I’ve written about it a dozen times. So has every other marketing blogger. There are blogs devoted to measurement. There are conferences devoted to measurement. There are twitter chats devoted to measurement.
So much talk, so little agreement.
In my experience, almost every marketer who insists on measurement is ultimately quite satisfied with pretty charts.
There are a few reasons for this dilemma…
Not every marketer has the inclination or budget to invest in measurement. For example, P&G is widely acclaimed for “getting measurement right” via their marketing mix modeling (MMM) approach … but it costs millions to do it right. If the marketer decides to tackle MMM, but does so in a half-assed way, how is that going to be effective?
Not every marketer is willing to work with their peers in Sales. Ultimately most marketers agree that their feet will be held to the fire on motivating an expansion of the sales funnel. But to accurately do so requires collaboration with Sales. Sales & Marketing don’t always see eye-to-eye; it’s more convenient for them to be able to point at each other when things aren’t working.
Not every marketer is willing to talk to their webmaster. With so much of marketing going online, we can not only measure every click, but now can measure VIEW-THROUGHS. From a 2006 DoubleClick report:
Survey respondents said they were twice as likely to notice a web ad <or online article>, not click on it, but visit the advertised site later (61 percent), as they were to click on an banner ad to reach a site (30 percent).

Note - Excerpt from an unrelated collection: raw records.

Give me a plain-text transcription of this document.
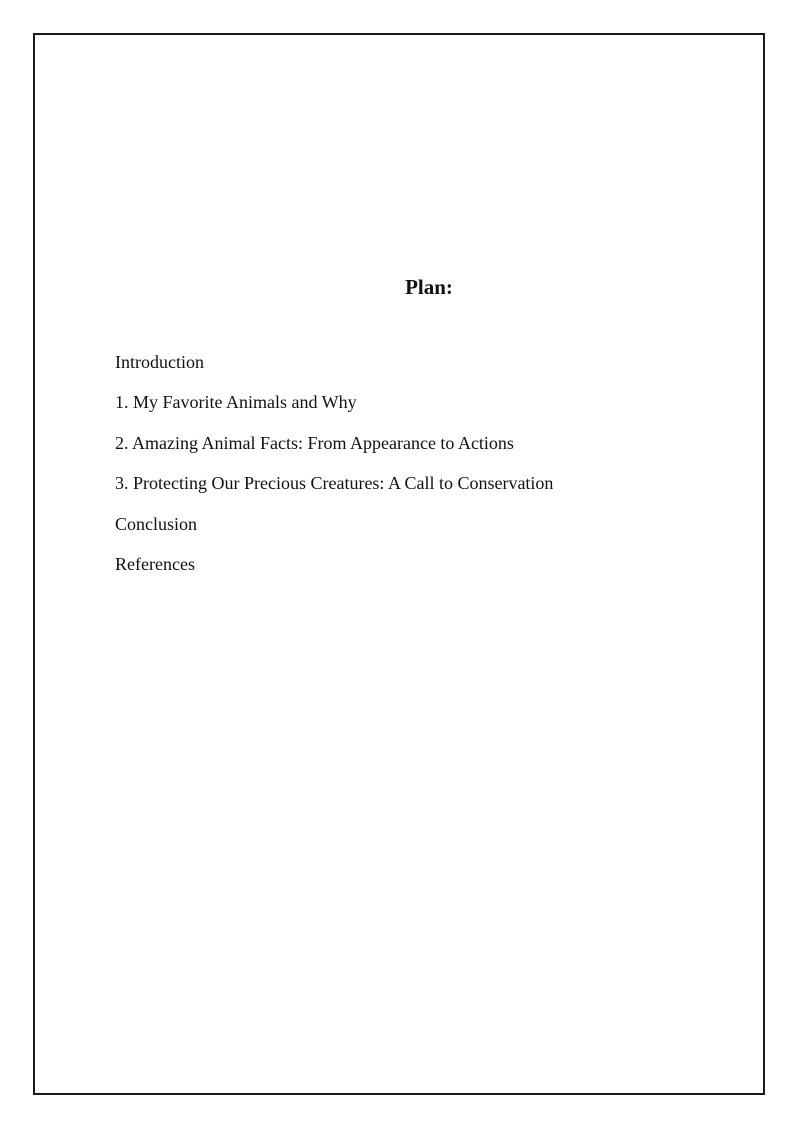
Plan:
Introduction
1. My Favorite Animals and Why
2. Amazing Animal Facts: From Appearance to Actions
3. Protecting Our Precious Creatures: A Call to Conservation
Conclusion
References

So, we’ve known about view-throughs since the 2006 timeframe, but few folks invest in systems to track it… when I ask clients to look into solutions such as Tealium, they invariably sigh, “I don’t like talking to the webmaster” or something to that effect. Mucking about with the website is forbidden.
(Ironically this is even more likely to be raised as an objection by e-retail marketers, whom you’d think would care the most! — but every adjustment to the e-commerce site is as carefully plotted out as an act of Congress.)
It gets frustrating to be tasked with “figuring out the Measurement” stuff when so much of the onus really rests with the client to do a good portion of the systems implementation, tracking and analysis.
A pretty chart is just so much easier. And 9x out of 10, works just fine.